Engineering Program Manager Interview Cupertino, CA

You have a program with something or component that fails

  1 week before launch. What do you do?

Interview Answer

5 Answers


I said you look for other solutions, off the shelf parts. I "think" the answer was go ahead and launch and do a redesign after launch. Of course, if it fails how do you launch right?
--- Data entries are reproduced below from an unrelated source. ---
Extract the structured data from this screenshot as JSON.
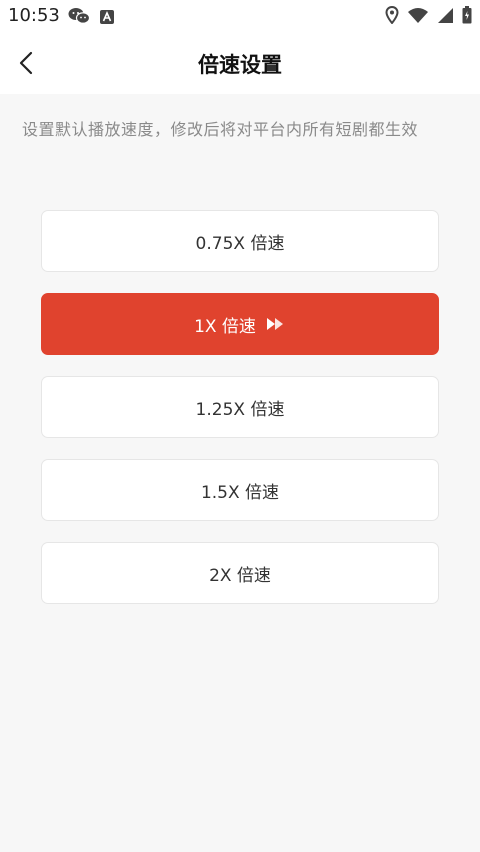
{
  "status_bar": {
    "time": "10:53",
    "left_icons": [
      "wechat-icon",
      "text-a-icon"
    ],
    "right_icons": [
      "location-icon",
      "wifi-icon",
      "signal-icon",
      "battery-icon"
    ]
  },
  "header": {
    "title": "倍速设置",
    "back_icon": "chevron-left-icon"
  },
  "description": "设置默认播放速度，修改后将对平台内所有短剧都生效",
  "speed_options": [
    {
      "label": "0.75X 倍速",
      "selected": false
    },
    {
      "label": "1X 倍速",
      "selected": true
    },
    {
      "label": "1.25X 倍速",
      "selected": false
    },
    {
      "label": "1.5X 倍速",
      "selected": false
    },
    {
      "label": "2X 倍速",
      "selected": false
    }
  ],
  "colors": {
    "accent": "#e0432e",
    "background": "#f7f7f7",
    "card": "#ffffff"
  }
}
Interview Candidate on May 21, 2010

You always have a have a back-up part ready, fully qualified and and waiting in the wings! There is no way to launch an iPhone 4 and sell millions of units on a tight schedule without a backup plan for every part.

Robert on Dec 2, 2010

I believe the point here is not saying that you should/have a back-up plan for this (you can mention that at first, but then assume that something went terribly wrong)... So in my case I would go through the how crucial is this program/component for the launch? can be fixed with an update? how much time/resources are needed to meet the deadline? what would be the impact of delaying the launch until the problem is solved? is it feasible? after the brainstorming and impact analysis you could take the decision of delaying, solve the problem or ship everything as-is and fix the problem afterwards. Once the problem is solved you should go through the situation again and understand what went wrong and prevent it from happening again.

Álvaro on Aug 12, 2013

Alvaro is right. The question is about how pragmatic and adaptable you are.

Fernando on Nov 23, 2014

this would normally be a dire situation for any high volume, high profile product launch and we would hope good PM'ing would prevent this sort of thing. But for sake of the interview question, we have to accept that stuff does happen. First get clear articulation of what has failed. A clear problem statement. A cryptic mail from the factory prepping the line for launch "omg, the touchscreens from units on line 2 aren't working" isn't going to cut it. Form a team - typically pulled from that products PDT that your running - the HW, SW, FW, Ops, Q&R, factory rep and start brainstorming and reviewing the data. Where was the failure found? in Validation - in a hardware or software lab? at a customer site during their beta testing? during volume production line prove out... if it's a software bug, get it entered in the bug management system if there is one so you can the brightest minds working on it globally. Filing a bug formally forces definition of the failure, setup so others can root cause it, etc. did a hardware component fail? is it random? It would be hard to imagine someone picked one lemon component supplier and it systemically fails at launch - such a bad part would have failed much earlier in tests. If it's randomly failing, get clarity on the conditions under which it fails - certain power conditions? temp/humidity conditions? is some aspect of the electrical design on the edge of one of the IEEE specs and tolerance stack ups have occurred. Schedule is king usually. So is cost. To protect schedule, do we launch anyway? again it goes back to the nature of the failure. Do you launch and jeopardize the valuable brand of your employer? The salient point is - form a team, gather data, understand the failure, and forumulate recommendations for management. All quickly. I wouldn't want to make an uniformed decision, and give direction to launch anyway without advising everyone that will affected later if it blows up post launch of all the risks.